Sapeva già compor le fascine a modo degli uomini. Con un vinco. Ne attorcigliava la vetta a cappio, sottoponeva il legame alla stipa, la calcava col piede, e introducendo nel cappio l'altra estremità del vinco la tirava e torceva in groppo sì che tenesse la presa. Poi si addossava il fastelletto e portandolo a dorso curvato si credeva che chi lo guardava lo stimasse un uomo. Perciò comandava al fratello e gli lasciava il vanto della fatica più umile.

– Cogli tu!
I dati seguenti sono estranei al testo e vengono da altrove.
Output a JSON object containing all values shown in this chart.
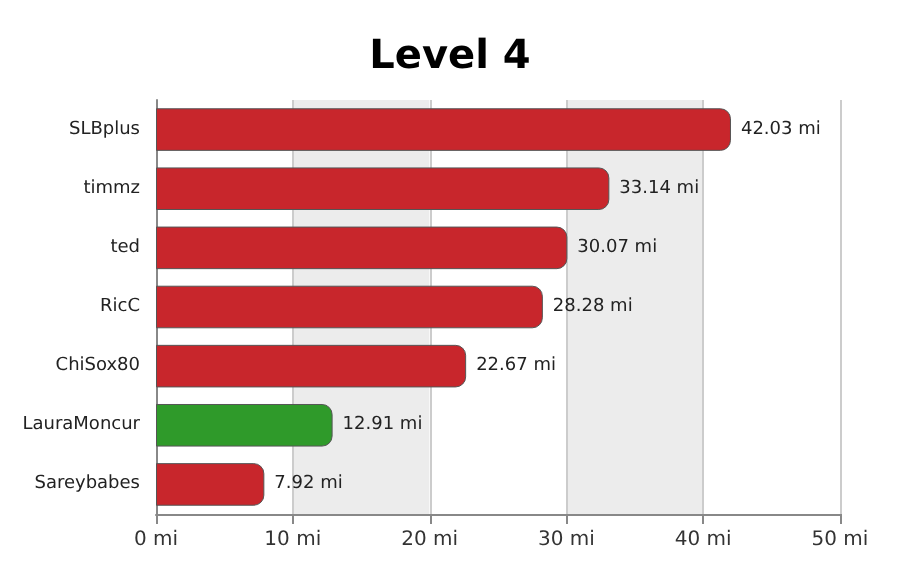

Presto!

No e no. Aldo ne aveva meno voglia di lui. E liticarono. E si acciuffarono. Dei due, Mario, che percuoteva più sodo, era più facile a lamentarsi. Aldo resisteva finchè poteva, indi scappava con rivincita di boccacce e sberleffi che ne rideva lui stesso. E ridendo tornavano in pace.

***

Da quanti secoli si ripete nei fanciulli la smaniosa gioia che dovevan provare gli uomini primitivi allorchè riuscivano a impossessarsi di qualcuna delle più liete creature del mondo? Era una vittoria su la natura, la quale ai volatili volle dar mezzo di sfuggire alla cupidigia umana, ed è tuttavia la soddisfazione di un'istintiva, atavica invidia per quelle creature così liete a credersi inafferrabili: tanta soddisfazione, tal gioia da rendere ingenua e inconsapevole la crudeltà.

– Con un archetto – diceva Mario – si prendon le buferle.

Ora i fratelli sedevano all'ombra insieme, pacificati e invogliati di caccia da un branco di cardellini che calando dalle fronde di sopra a loro eran venuti a bere e a bagnarsi.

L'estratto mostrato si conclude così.